This week, the Government unveiled the next stages of its plan to reward farmers and landowners for actions which benefit the environment, supporting sustainable food production alongside vital nature recovery.
Two new environmental land management schemes will play an essential role in halting the decline in species by 2030, bringing up to 60% of England’s agricultural soil under sustainable management by 2030, and restoring up to 300,000 hectares of wildlife habitat by 2042.
The schemes are designed to provide farmers with a range of options from which they can choose the best for their business now we have left the EU.
The Local Nature Recovery scheme will pay farmers for locally-targeted actions which make space for nature in the farmed landscape and countryside such as creating wildlife habitat, planting trees or restoring peat and wetland areas. The Landscape Recovery scheme will support more radical changes to land-use change and habitat restoration such as establishing new nature reserves, restoring floodplains, or creating woodland and wetlands.
Taken together with the previously announced Sustainable Farming Incentive which supports sustainable farming practices, they are designed to provide farmers and land owners with a broad range of voluntary options from which they can choose the best for their business. The reforms are the biggest changes to farming and land management in 50 years with more than 3,000 farmers already testing the new schemes.
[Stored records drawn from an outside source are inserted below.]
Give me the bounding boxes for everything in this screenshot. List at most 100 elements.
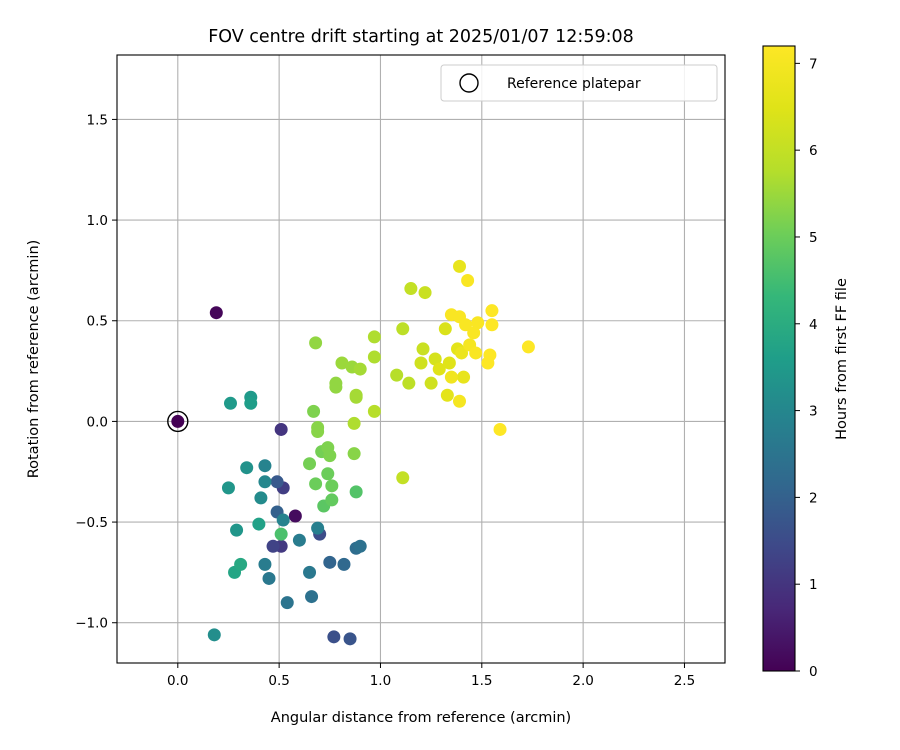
data-point: [309, 336, 323, 350]
data-point: [288, 509, 302, 523]
data-point: [432, 362, 446, 376]
data-point: [353, 539, 367, 553]
data-point: [424, 376, 438, 390]
data-point: [438, 322, 452, 336]
colorbar-tick-label: 5: [809, 230, 818, 246]
data-point: [367, 350, 381, 364]
data-point: [325, 479, 339, 493]
colorbar-tick-label: 6: [809, 143, 818, 159]
y-axis-ticks: −1.0 −0.5 0.0 0.5 1.0 1.5: [75, 112, 117, 632]
data-point: [418, 286, 432, 300]
data-point: [292, 533, 306, 547]
data-point: [258, 459, 272, 473]
data-point: [303, 565, 317, 579]
data-point: [457, 370, 471, 384]
data-point: [440, 388, 454, 402]
data-point: [343, 632, 357, 646]
legend-marker-icon: [459, 73, 479, 93]
reference-marker-icon: [167, 410, 189, 433]
legend-box: [440, 64, 718, 102]
data-point: [266, 539, 280, 553]
legend: Reference platepar: [440, 64, 718, 102]
data-point: [262, 571, 276, 585]
data-point: [453, 259, 467, 273]
data-point: [485, 304, 499, 318]
data-point: [280, 596, 294, 610]
data-point: [467, 326, 481, 340]
data-point: [444, 370, 458, 384]
legend-entry: Reference platepar: [507, 76, 641, 92]
data-point: [323, 449, 337, 463]
data-point: [521, 340, 535, 354]
data-point: [396, 471, 410, 485]
data-point: [455, 346, 469, 360]
data-point: [453, 394, 467, 408]
data-point: [428, 352, 442, 366]
data-point: [254, 491, 268, 505]
data-point: [469, 346, 483, 360]
colorbar-label: Hours from first FF file: [834, 278, 850, 440]
data-point: [209, 306, 223, 320]
data-point: [493, 422, 507, 436]
data-point: [404, 282, 418, 296]
data-point: [258, 557, 272, 571]
data-point: [416, 342, 430, 356]
x-tick-label: 0.0: [167, 673, 188, 689]
data-point: [325, 493, 339, 507]
data-point: [323, 555, 337, 569]
data-point: [390, 368, 404, 382]
colorbar-tick-label: 4: [809, 317, 818, 333]
data-point: [230, 523, 244, 537]
data-point: [485, 318, 499, 332]
x-tick-label: 2.0: [572, 673, 593, 689]
data-point: [367, 330, 381, 344]
data-points: [167, 259, 535, 646]
x-tick-label: 2.5: [674, 673, 695, 689]
data-point: [471, 316, 485, 330]
data-point: [274, 422, 288, 436]
data-point: [305, 590, 319, 604]
data-point: [367, 404, 381, 418]
data-point: [349, 485, 363, 499]
grid: [117, 55, 725, 663]
colorbar-tick-label: 7: [809, 56, 818, 72]
data-point: [459, 318, 473, 332]
colorbar-ticks: 0 1 2 3 4 5 6 7: [795, 56, 818, 680]
data-point: [442, 356, 456, 370]
data-point: [274, 527, 288, 541]
y-axis-label: Rotation from reference (arcmin): [26, 240, 42, 479]
data-point: [327, 630, 341, 644]
y-tick-label: −1.0: [75, 616, 108, 632]
data-point: [311, 521, 325, 535]
colorbar: 0 1 2 3 4 5 6 7 Hours from first FF file: [762, 45, 850, 680]
y-tick-label: 1.0: [87, 213, 108, 229]
data-point: [303, 457, 317, 471]
y-tick-label: 1.5: [87, 112, 108, 128]
data-point: [244, 396, 258, 410]
colorbar-frame: [762, 45, 796, 672]
colorbar-tick-label: 0: [809, 664, 818, 680]
data-point: [258, 475, 272, 489]
x-tick-label: 0.5: [268, 673, 289, 689]
data-point: [221, 481, 235, 495]
plot-frame: [116, 54, 726, 664]
x-tick-label: 1.5: [471, 673, 492, 689]
data-point: [234, 557, 248, 571]
chart-title: FOV centre drift starting at 2025/01/07 …: [208, 27, 634, 47]
data-point: [252, 517, 266, 531]
colorbar-gradient: [763, 46, 795, 671]
x-axis-ticks: 0.0 0.5 1.0 1.5 2.0 2.5: [167, 663, 695, 689]
x-tick-label: 1.0: [370, 673, 391, 689]
data-point: [347, 447, 361, 461]
data-point: [171, 414, 185, 428]
y-tick-label: −0.5: [75, 515, 108, 531]
colorbar-tick-label: 1: [809, 577, 818, 593]
data-point: [414, 356, 428, 370]
data-point: [337, 557, 351, 571]
data-point: [347, 416, 361, 430]
data-point: [223, 396, 237, 410]
x-axis-label: Angular distance from reference (arcmin): [271, 710, 571, 726]
colorbar-tick-label: 2: [809, 490, 818, 506]
y-tick-label: 0.5: [87, 314, 108, 330]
MP for North East Bedfordshire, Richard Fuller, commented:
Supporting farmers to ensure we maintain and expand our domestic food production remains a key objective and is now joined with encouraging their support to make space for nature in the farmed landscape.
We need to get this transition from production subsidies to “public money for public goods” right for the long term, so throughout 2022 I will be listening closely to local farmers to learn how progress is going and where changes need to be made.